Although the KHT is an optimal model in many respects, one issue is that it is not possible to readily establish genetically modified clonal populations from these cells. This negates the possibility of using such approaches as bio-luminescence as non-invasive approaches to monitor disseminated tumour growth. We investigated whether the lung metastases could be resolved using [18F]FDG PET. The KHT model both established subcutaneously and when disseminated to the lung showed excellent uptake of [18F]FDG. In addition, there was a highly significant correlation between the metastatic profile obtained through [18F]FDG PET and that after histological examination of the lungs after killing of the tumour-bearing mice. Importantly, lungs that scored zero also had a low percentage of viable cells as measured by clonogenic assay. In addition, they had either no or single metastases discernible by [18F]FDG PET. This indicates that there is not significant viable cell mass escaping detection with [18F]FDG PET. As was observed in the efficacy studies, NLCQ-1 seemed to reduce the metastases detected by [18F]FDG PET at 20 days post-radiotherapy. Although partial volume effects will lead to a lessening of metastatic SUVs (Soret et al, 2007), as the tumour sizes (where present) were comparable between groups, the effect will occur to a similar extent irrespective of treatment. Although SUVs were reduced in treated metastases, this difference disappeared when uptake was normalised to the brain. As brain uptake should be similar between conditions, this suggests that drug treatment may have some systemic effect on tracer uptake, although greater study numbers (including data on blood pool activity) would be needed to confirm this. Recently, published observations confirm the uptake of [18F]FDG in primary KHT tumours (Liu et al, 2009), and show good uptake of [18F]fluoroacetate and [18F]fluoromisonidazole in this model. Given that our data also show strong uptake of [18F]FLT in primary tumours, this suggests that this fast-growing KHT model has particular usage in longitudinal PET-based imaging studies to assess tumour response to a range of targeted therapies in an immunocompetent host.

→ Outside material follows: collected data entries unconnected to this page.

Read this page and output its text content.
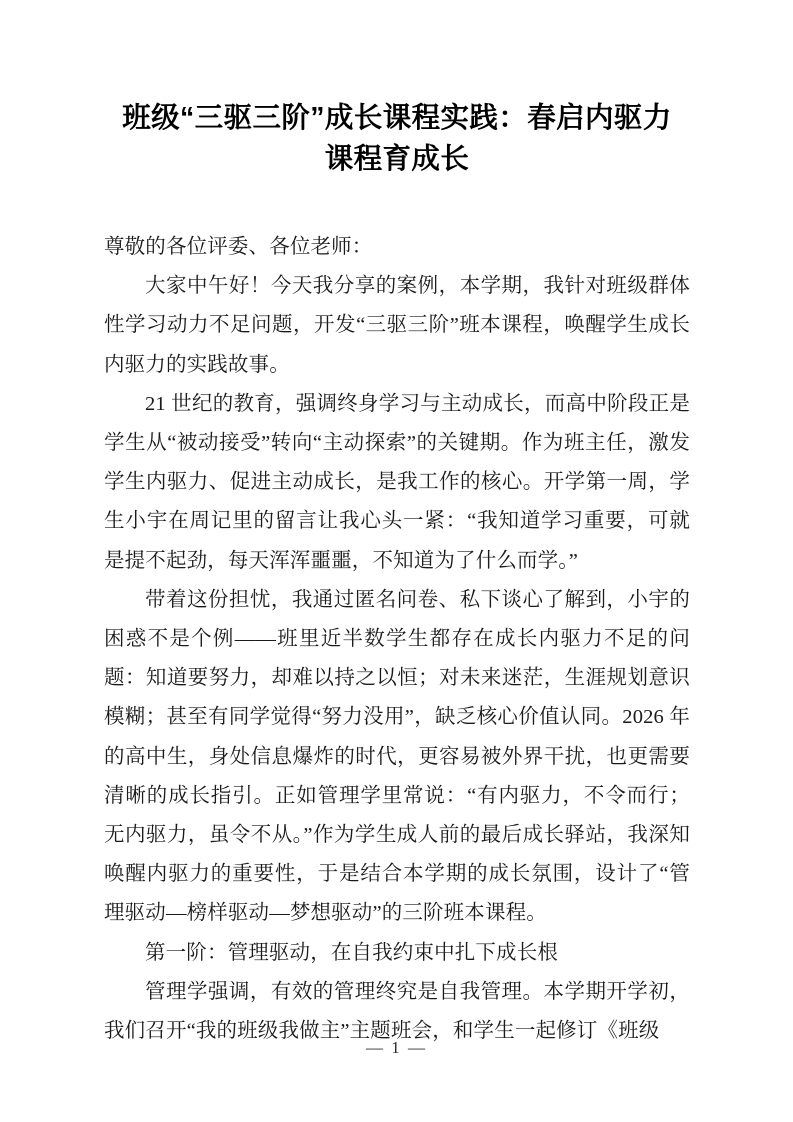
班级“三驱三阶”成长课程实践：春启内驱力课程育成长

尊敬的各位评委、各位老师：

大家中午好！今天我分享的案例，本学期，我针对班级群体性学习动力不足问题，开发“三驱三阶”班本课程，唤醒学生成长内驱力的实践故事。

21 世纪的教育，强调终身学习与主动成长，而高中阶段正是学生从“被动接受”转向“主动探索”的关键期。作为班主任，激发学生内驱力、促进主动成长，是我工作的核心。开学第一周，学生小宇在周记里的留言让我心头一紧：“我知道学习重要，可就是提不起劲，每天浑浑噩噩，不知道为了什么而学。”

带着这份担忧，我通过匿名问卷、私下谈心了解到，小宇的困惑不是个例——班里近半数学生都存在成长内驱力不足的问题：知道要努力，却难以持之以恒；对未来迷茫，生涯规划意识模糊；甚至有同学觉得“努力没用”，缺乏核心价值认同。2026 年的高中生，身处信息爆炸的时代，更容易被外界干扰，也更需要清晰的成长指引。正如管理学里常说：“有内驱力，不令而行；无内驱力，虽令不从。”作为学生成人前的最后成长驿站，我深知唤醒内驱力的重要性，于是结合本学期的成长氛围，设计了“管理驱动—榜样驱动—梦想驱动”的三阶班本课程。

第一阶：管理驱动，在自我约束中扎下成长根

管理学强调，有效的管理终究是自我管理。本学期开学初，我们召开“我的班级我做主”主题班会，和学生一起修订《班级

— 1 —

Overall, we summarise that bioreductive agents such as NLCQ-1 could have potential usage as adjuvants to radiotherapy in the control of metastatic disease and that clinically applicable non-invasive PET imaging can be used to monitor drug efficacy in the KHT model. Earlier studies have shown that bioreductive strategies synergise not only with radiotherapy, but also commonly used chemo- and chemo-radiotherapy in which hypoxia limits the effectiveness of treatment (Papadopoulou et al, 2001a, 2002, 2006; Le et al, 2009). The addition of hypoxia-selective chemotherapy alongside conventionally used clinical cancer therapy offers an attractive approach to target secondary disease, which remains the main cause of death in cancer patients.